Utwory w formach obecnych na płycie to efekt długiego procesu. Początkowo były to szkice, melodie wraz harmonią napisane na głos i fortepian często nawet niezapisane. Przemek, jako pianista często używał ciekawych zwrotów harmonicznych, własnych pomysłów interpretacyjnych, co czyniło wcześniejszą ideę muzyczną jeszcze ciekawszą. Wspólnie też pracowaliśmy nad formami utworów oraz środkami wykonawczymi jakich możemy tam użyć. Dużo było „kombinowania” i szukania nowych rozwiązań. W jaki sposób użyć ludzki głos, jak można ubarwić go efektem, jak sprawić by kompozycja miała w sobie dużo oddechu, która barwa instrumentu klawiszowego najlepiej odwzorowuje charakter kompozycji – to była część pytań, które zadawaliśmy sobie w trakcie tworzenia. Na pewno intuicja i pomysł – często nieoczywisty były obecne podczas powstawania materiału i już samego nagrywania w studiu.
fot. materiały promocyjne
Wasza osobliwa muzyka oparta jest w dużej mierze na emocjach. Czy można powiedzieć, że odwołuje się ona do konkretnych stanów emocjonalnych? Na uchwyceniu czego najbardziej zależało Wam nagrywając tych kilka kompozycji?

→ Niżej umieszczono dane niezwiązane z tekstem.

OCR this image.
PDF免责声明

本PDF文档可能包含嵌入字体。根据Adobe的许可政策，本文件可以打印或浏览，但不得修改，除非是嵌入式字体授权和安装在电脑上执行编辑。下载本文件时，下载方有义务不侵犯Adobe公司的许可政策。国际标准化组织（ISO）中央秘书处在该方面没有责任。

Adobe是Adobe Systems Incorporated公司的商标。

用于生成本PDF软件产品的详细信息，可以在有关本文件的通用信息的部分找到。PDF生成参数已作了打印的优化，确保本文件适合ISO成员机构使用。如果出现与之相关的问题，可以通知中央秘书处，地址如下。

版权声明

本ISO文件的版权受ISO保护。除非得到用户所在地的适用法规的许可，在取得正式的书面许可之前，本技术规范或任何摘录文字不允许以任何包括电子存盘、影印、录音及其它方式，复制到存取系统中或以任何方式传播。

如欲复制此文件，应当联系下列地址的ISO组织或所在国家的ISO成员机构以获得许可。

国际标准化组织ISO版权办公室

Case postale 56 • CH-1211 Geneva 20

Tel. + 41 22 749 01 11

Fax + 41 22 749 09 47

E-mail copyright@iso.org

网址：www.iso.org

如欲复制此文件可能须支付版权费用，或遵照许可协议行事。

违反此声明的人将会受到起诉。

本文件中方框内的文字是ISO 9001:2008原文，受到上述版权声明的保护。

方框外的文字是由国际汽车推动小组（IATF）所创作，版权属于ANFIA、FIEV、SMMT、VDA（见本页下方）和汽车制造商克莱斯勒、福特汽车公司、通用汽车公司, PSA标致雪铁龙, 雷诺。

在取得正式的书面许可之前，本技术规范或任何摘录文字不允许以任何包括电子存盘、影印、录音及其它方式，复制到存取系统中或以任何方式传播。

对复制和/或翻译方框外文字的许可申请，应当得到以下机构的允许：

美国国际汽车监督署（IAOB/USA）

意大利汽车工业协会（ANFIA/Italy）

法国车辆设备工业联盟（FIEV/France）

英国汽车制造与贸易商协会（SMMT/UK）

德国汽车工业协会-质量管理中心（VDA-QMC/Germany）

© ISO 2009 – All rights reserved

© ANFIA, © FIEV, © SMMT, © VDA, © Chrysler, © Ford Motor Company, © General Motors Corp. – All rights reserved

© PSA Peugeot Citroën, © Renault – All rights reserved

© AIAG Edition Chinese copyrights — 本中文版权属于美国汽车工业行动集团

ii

Obecność na płycie utworów bez słów pozwala na dowolność interpretacji, ale także na wolność myśli wykonawcy. Można zaśpiewać wiele przeżyć – o których często nie da się powiedzieć prostymi słowami. Taka forma ekspresji pomaga nam jako artystom. Nagrywając płytę chcieliśmy na pewno uchwycić te emocje obecne w nas. Próbowaliśmy je odtwarzać zaczynając nowy „take”.
Chcieliśmy wlać w naszą muzykę wszystko to, co w nas siedzi, tak, aby była jak najbardziej zgodna w naszymi osobowościami, szczera i prawdziwa. Tak naprawdę pomysł skierowania jej do ludzi szukających spokoju w mieście pojawił się później po jej przesłuchaniu. Odsłuchując nagrań znaleźliśmy jakąś przestrzeń, która pozwoliła się zatrzymać, zamyślić i odpocząć. Chcielibyśmy aby wzbudzała coś podobnego u naszych słuchaczy. Oprócz tego zależało nam na poprawnym przekazaniu tych emocji w sferze instrumentacji. Na przestrzeni całego albumu pojawiają się różne instrumenty takie jak fortepian, elektro- akustyczny fender rhodes, efekty wokalowe, oraz syntezator. W tej muzyce poruszamy się właściwie w trzech stylistykach. Korzeniem jest jazz inspiracją folk ale wyrażamy to także za pomocą elektronicznego brzmienia.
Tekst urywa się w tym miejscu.